Kataoka and Yano15 examined the relationships between the polarity of the U wave on intracoronary ECG and the status of myocardial ischemia during angioplasty. This study revealed two types (“acute” and “chronic”) of ischemia‐related negative U waves and one type (“pseudo‐normal”) of ischemia‐related positive U waves, each of which appeared at a different stage of myocardial ischemia. Based on the observations of Kataoka and Yano, it would be tempting to apply their observations to our case. Our patient presented with ischemic dilated cardiomyopathy, and dynamic U‐wave polarity changes from negative to positive could be a reflection of silent ischemia in a patient with heart failure.

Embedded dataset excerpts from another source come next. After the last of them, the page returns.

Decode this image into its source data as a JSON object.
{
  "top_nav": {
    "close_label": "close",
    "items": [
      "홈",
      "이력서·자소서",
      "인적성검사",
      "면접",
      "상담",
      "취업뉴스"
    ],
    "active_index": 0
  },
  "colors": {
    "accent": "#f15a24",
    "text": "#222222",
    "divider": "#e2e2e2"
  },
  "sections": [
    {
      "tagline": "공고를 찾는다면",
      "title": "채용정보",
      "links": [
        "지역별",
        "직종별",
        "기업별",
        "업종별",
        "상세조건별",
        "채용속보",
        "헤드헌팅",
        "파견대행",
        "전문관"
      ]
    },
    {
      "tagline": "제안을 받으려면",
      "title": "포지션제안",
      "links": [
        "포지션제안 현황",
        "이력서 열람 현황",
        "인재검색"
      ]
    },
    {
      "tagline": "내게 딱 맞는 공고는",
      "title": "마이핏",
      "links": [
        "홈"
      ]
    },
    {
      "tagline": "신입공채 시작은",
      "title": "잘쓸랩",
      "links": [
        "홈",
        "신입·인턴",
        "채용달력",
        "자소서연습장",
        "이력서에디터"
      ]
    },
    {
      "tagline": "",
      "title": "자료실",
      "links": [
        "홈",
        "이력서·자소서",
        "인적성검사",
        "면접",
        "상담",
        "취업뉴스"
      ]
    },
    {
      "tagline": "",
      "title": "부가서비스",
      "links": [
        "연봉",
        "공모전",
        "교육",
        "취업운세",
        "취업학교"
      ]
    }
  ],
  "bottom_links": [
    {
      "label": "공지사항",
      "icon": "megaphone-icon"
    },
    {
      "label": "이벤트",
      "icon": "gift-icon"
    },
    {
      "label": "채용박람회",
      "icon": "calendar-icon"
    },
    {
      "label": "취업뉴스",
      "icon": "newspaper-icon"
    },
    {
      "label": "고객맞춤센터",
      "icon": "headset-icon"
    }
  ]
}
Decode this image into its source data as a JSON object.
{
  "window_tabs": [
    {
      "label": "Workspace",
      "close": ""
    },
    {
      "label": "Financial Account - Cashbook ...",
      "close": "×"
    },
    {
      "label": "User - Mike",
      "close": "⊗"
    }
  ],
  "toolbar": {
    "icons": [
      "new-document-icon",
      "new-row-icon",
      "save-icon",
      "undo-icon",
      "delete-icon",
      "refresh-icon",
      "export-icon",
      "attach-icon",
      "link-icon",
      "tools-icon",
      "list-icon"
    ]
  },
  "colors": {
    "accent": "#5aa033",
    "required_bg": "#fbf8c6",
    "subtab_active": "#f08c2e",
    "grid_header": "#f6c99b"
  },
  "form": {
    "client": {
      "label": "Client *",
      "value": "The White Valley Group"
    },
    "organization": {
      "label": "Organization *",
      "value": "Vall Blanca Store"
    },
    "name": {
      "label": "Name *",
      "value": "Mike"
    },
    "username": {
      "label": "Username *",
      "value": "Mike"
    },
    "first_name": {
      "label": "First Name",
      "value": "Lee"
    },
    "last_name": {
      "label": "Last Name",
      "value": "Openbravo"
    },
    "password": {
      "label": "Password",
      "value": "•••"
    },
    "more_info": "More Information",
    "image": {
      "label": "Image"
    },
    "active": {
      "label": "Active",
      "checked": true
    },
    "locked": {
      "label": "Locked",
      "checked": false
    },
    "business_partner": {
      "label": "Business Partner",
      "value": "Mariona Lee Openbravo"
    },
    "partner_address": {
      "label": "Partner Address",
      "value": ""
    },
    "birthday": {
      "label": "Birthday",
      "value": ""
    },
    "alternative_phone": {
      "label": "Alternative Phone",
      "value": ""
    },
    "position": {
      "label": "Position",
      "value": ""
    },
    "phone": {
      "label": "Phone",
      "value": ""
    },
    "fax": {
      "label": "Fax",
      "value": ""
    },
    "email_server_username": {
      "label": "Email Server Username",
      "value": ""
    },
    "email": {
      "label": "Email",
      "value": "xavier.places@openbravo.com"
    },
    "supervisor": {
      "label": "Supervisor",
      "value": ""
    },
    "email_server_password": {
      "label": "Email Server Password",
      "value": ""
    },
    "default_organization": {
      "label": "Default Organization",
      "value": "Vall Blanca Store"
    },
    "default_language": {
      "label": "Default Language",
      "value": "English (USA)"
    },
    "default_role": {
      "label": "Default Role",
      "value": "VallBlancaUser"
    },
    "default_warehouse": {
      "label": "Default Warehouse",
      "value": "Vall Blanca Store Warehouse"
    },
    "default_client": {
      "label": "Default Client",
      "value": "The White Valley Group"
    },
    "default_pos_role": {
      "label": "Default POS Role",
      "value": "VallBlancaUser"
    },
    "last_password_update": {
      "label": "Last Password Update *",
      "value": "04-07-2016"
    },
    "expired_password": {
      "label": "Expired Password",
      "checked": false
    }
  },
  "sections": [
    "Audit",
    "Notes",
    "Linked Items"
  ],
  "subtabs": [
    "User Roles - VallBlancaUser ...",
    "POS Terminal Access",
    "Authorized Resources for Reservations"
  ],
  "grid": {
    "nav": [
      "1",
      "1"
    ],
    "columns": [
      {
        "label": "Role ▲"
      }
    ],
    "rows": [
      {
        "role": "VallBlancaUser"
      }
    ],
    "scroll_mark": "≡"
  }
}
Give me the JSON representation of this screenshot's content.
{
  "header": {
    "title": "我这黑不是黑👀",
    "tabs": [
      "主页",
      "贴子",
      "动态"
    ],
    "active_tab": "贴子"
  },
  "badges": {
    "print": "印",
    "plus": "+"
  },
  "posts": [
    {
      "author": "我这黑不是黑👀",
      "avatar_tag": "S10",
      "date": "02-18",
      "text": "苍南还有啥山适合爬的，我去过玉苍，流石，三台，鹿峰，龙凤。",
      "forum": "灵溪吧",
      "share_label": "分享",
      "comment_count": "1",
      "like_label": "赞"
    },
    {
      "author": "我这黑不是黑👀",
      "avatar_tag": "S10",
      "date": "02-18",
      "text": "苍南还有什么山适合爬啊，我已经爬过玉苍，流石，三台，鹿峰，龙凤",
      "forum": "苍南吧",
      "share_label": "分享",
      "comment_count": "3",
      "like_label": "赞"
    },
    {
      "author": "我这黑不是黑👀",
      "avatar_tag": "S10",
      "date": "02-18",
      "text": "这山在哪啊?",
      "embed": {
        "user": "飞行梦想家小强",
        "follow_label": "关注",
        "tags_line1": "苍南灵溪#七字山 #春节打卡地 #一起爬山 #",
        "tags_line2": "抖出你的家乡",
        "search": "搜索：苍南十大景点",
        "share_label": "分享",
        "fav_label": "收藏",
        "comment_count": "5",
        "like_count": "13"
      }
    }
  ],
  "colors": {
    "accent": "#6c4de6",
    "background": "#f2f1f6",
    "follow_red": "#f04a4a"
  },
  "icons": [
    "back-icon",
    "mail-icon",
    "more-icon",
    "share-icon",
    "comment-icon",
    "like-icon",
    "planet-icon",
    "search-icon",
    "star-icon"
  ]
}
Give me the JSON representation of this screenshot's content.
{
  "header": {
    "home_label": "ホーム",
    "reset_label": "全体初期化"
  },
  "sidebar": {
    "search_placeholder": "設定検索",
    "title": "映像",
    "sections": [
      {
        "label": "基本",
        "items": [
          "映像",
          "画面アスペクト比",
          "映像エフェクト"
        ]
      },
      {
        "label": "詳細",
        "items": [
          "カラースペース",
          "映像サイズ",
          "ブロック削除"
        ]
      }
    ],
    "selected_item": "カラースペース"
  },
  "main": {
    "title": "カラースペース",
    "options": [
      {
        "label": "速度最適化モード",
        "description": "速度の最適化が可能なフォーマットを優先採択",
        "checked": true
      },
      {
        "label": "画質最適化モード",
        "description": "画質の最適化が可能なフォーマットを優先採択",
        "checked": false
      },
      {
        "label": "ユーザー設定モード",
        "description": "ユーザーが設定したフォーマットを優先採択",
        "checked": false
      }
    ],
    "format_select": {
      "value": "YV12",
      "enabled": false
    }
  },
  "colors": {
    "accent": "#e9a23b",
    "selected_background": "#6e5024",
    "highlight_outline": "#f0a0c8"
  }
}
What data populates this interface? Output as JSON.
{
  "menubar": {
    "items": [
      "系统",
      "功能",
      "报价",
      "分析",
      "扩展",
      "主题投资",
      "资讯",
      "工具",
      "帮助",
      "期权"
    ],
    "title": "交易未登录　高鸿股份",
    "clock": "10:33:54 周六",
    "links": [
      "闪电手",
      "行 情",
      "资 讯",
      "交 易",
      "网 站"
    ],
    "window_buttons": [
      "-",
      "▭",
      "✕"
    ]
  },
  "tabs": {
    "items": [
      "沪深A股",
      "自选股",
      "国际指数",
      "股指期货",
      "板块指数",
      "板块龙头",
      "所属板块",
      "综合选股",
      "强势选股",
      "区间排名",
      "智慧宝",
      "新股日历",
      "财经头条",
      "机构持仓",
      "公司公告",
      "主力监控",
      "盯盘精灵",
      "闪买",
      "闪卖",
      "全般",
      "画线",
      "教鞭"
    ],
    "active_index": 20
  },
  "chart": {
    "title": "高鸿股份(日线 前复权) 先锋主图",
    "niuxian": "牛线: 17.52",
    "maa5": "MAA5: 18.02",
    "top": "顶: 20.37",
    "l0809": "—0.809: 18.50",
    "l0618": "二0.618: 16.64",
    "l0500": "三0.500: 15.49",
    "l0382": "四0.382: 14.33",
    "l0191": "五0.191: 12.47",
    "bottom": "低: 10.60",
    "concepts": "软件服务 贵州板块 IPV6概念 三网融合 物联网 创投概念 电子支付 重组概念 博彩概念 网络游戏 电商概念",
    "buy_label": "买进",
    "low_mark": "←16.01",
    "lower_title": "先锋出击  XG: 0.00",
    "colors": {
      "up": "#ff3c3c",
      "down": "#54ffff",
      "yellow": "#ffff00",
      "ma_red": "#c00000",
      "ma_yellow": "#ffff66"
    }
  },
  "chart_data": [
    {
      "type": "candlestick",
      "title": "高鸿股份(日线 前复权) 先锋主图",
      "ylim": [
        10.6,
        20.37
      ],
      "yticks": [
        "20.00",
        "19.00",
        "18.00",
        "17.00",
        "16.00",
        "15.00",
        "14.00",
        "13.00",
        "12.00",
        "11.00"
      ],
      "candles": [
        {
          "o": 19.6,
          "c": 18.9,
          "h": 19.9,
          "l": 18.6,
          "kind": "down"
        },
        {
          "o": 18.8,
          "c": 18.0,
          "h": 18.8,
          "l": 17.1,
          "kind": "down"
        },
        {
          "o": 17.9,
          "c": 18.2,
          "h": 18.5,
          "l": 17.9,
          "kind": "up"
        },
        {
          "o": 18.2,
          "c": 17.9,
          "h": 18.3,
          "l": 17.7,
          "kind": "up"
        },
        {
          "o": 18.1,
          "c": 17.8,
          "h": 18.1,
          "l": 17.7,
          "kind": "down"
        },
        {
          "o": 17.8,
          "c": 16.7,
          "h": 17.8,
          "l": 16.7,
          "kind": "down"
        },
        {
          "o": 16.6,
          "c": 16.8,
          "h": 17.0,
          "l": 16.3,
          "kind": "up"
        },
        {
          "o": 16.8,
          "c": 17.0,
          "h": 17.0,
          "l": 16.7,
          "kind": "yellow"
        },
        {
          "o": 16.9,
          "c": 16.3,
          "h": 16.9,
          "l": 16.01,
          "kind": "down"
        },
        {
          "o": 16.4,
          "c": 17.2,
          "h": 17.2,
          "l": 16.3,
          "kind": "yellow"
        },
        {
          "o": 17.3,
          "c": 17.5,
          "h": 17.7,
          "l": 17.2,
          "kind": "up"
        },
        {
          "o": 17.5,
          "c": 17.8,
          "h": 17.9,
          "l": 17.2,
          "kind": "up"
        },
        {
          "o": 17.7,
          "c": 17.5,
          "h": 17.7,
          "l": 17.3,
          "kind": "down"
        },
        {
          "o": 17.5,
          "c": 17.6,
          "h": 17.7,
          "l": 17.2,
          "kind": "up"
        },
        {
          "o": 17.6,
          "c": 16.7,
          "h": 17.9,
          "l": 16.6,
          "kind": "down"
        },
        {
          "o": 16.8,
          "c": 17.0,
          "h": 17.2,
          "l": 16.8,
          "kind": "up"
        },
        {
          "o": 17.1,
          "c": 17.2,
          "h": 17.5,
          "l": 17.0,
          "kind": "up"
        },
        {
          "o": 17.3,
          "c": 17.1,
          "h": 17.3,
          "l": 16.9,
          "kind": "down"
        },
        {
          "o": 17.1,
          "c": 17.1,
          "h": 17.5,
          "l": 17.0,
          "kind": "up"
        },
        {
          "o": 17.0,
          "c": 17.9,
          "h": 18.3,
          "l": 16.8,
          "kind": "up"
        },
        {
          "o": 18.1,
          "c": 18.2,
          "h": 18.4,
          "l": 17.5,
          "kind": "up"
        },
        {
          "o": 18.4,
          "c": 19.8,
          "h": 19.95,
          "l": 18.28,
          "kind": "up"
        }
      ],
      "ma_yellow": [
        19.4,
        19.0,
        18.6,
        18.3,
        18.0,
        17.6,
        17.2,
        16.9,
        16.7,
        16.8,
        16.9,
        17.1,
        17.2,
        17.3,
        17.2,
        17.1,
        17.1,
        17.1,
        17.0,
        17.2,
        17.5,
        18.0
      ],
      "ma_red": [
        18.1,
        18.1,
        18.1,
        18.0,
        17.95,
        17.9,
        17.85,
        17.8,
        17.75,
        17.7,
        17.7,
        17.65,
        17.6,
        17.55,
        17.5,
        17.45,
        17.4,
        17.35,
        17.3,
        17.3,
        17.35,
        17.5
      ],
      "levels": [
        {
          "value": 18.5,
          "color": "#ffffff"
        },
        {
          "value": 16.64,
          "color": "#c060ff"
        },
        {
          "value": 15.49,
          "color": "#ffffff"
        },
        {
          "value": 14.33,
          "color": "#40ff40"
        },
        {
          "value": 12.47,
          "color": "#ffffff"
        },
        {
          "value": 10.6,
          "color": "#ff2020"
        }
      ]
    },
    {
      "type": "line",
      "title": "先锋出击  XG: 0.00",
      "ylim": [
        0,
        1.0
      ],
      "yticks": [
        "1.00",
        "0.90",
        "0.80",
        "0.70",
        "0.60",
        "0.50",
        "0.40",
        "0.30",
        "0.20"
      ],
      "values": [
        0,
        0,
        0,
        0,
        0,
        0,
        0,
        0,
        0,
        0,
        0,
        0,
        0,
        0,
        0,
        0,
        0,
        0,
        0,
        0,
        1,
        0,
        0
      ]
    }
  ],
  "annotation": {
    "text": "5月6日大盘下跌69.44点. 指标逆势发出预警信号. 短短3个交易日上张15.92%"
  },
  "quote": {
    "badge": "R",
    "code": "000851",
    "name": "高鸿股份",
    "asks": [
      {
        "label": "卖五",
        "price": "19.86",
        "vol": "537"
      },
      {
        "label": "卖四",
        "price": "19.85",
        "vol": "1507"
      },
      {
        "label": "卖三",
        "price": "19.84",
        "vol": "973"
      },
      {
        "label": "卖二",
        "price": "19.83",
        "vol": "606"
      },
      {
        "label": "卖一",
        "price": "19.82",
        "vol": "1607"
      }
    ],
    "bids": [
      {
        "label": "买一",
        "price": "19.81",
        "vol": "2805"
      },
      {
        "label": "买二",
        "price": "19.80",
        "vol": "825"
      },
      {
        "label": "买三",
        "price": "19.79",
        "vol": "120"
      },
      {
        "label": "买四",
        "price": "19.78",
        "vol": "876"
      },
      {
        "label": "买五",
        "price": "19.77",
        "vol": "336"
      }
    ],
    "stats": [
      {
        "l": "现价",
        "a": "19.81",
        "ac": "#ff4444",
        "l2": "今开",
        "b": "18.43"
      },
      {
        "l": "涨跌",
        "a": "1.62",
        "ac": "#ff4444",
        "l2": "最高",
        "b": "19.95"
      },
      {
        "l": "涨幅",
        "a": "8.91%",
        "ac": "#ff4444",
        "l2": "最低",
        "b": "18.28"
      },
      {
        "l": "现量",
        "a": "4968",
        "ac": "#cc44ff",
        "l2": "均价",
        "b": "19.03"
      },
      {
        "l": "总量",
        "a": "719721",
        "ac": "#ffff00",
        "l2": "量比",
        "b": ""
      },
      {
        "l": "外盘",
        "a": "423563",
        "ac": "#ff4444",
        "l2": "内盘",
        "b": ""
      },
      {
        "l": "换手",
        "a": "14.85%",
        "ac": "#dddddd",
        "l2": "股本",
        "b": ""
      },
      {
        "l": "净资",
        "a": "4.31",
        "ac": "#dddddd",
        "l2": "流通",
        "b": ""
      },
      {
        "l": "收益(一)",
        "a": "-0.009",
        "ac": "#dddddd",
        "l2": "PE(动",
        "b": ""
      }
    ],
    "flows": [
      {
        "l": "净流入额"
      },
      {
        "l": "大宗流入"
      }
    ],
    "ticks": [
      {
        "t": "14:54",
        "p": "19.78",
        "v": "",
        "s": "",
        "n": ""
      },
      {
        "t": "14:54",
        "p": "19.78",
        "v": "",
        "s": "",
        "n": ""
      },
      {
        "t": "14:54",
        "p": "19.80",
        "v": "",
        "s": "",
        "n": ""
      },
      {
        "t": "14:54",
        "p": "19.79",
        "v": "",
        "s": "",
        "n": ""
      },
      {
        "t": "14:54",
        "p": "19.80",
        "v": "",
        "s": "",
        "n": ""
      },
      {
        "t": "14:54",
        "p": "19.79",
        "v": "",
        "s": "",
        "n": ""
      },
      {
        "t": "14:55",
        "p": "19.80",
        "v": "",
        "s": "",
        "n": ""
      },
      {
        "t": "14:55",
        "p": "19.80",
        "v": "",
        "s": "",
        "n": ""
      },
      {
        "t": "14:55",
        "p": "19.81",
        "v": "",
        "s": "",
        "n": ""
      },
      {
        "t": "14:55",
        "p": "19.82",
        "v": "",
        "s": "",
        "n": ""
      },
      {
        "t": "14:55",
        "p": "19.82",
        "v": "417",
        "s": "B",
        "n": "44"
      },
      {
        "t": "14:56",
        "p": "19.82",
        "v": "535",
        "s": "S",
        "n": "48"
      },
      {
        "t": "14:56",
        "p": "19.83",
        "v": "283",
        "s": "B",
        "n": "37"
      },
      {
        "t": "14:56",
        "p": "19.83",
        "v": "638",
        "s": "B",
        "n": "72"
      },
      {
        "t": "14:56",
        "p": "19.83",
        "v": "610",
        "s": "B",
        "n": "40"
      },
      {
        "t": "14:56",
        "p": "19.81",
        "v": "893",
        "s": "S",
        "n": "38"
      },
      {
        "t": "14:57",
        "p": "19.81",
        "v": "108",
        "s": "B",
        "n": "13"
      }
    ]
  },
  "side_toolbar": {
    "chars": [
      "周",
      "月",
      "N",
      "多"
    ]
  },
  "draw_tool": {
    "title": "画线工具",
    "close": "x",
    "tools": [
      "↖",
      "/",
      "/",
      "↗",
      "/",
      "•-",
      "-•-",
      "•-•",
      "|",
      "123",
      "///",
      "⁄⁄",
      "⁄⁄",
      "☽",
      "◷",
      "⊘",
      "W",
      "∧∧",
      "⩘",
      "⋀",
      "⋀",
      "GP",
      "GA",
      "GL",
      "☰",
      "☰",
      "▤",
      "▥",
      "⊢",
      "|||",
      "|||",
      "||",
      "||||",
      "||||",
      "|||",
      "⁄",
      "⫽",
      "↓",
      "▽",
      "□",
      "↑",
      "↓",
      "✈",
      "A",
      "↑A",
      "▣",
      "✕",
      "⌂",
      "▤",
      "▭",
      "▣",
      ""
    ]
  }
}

However, other potential confounders may play a role in the explanation of this phenomenon. Multiple electrolyte disorders, as a cause of giant U waves has been previously reported by our group.11 In the presented case, moderate hyperkalemia and borderline hypocalcemia may contribute to U‐wave variability. Unfortunately, magnesium was not measured at the time of admission. Prior stroke may also play a role in the genesis of this phenomenon, as prior reports have linked depolarization and repolarization abnormalities in patients with cerebrovascular events; but we are uncertain to what extent.16 Pérez Riera et al. suggested that U‐wave alternans is an electrocardiographic sign of left ventricular heart failure or increased ventricular irritability due to concomitant hypomagnesemia and/or hypocalcemia.17 Our patient presented several of the aforementioned recognized causes of U‐wave alterations (advanced heart failure with severe systolic dysfunction, exacerbation of chronic renal failure with hyperkalemia and secondary hypocalcemia, possible silent ischemia and prior stroke). To what extent each one of the “U‐wave offenders” has contributed to the beat‐to‐beat variability remains speculative.

The clinical significance of this peculiar phenomenon remains uncertain but it deserves further investigation, as a possible noninvasive test to evaluate outcomes in this group of patients.